The National Assembly met in special session and appointed a commission to gather evidence. Robles, in turn, obtained a judgment from a Municipal Court that the Assembly was acting unconstitutionally. The National Assembly chose to ignore a stay order issued by the municipal court pending the reconvening of the Supreme Court on 1 April, and on 14 March it voted for impeachment (by 30 votes to 12). On 24 March, the National Assembly found Robles guilty and declared him deposed and replaced him with Max Delvalle, who being the senior vice-president was sworn in as President of the Republic. Robles and the National Guard ignored the proceedings, maintaining that they would abide by the decision of the Supreme Court when it reconvened. The Supreme Court, with only one dissenting vote, ruled the impeachment proceedings unconstitutional.
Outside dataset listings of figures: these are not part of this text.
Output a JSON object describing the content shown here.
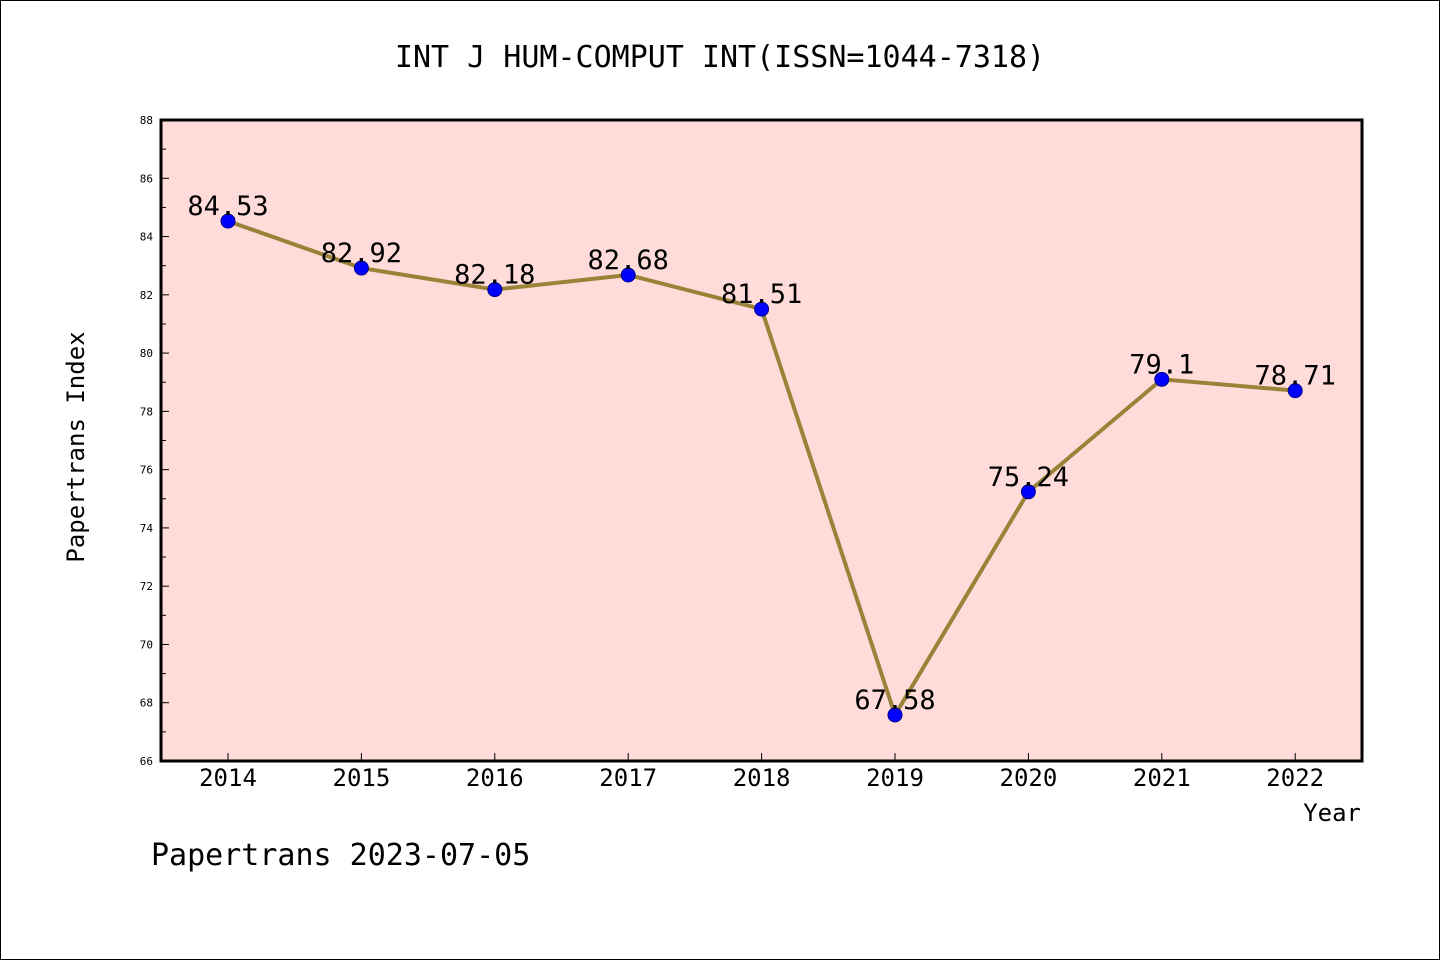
{
  "chart_data": {
    "type": "line",
    "title": "INT J HUM-COMPUT INT(ISSN=1044-7318)",
    "xlabel": "Year",
    "ylabel": "Papertrans Index",
    "categories": [
      "2014",
      "2015",
      "2016",
      "2017",
      "2018",
      "2019",
      "2020",
      "2021",
      "2022"
    ],
    "series": [
      {
        "values": [
          84.53,
          82.92,
          82.18,
          82.68,
          81.51,
          67.58,
          75.24,
          79.1,
          78.71
        ],
        "data_labels": [
          "84.53",
          "82.92",
          "82.18",
          "82.68",
          "81.51",
          "67.58",
          "75.24",
          "79.1",
          "78.71"
        ]
      }
    ],
    "ylim": [
      66,
      88
    ],
    "yticks": [
      "66",
      "68",
      "70",
      "72",
      "74",
      "76",
      "78",
      "80",
      "82",
      "84",
      "86",
      "88"
    ],
    "grid": false,
    "footer": "Papertrans 2023-07-05",
    "colors": {
      "plot_background": "#ffdcda",
      "line": "#9a8238",
      "marker": "#0000ff"
    }
  }
}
But Delvalle denied its authority to overrule decisions of the legislature and continued to fill the presidency. The Electoral Tribunal subsequently ruled that thirty of the parliamentary deputies involved in the impeachment proceedings were ineligible for reelection. Robles, with the support of the National Guard, retained the presidency.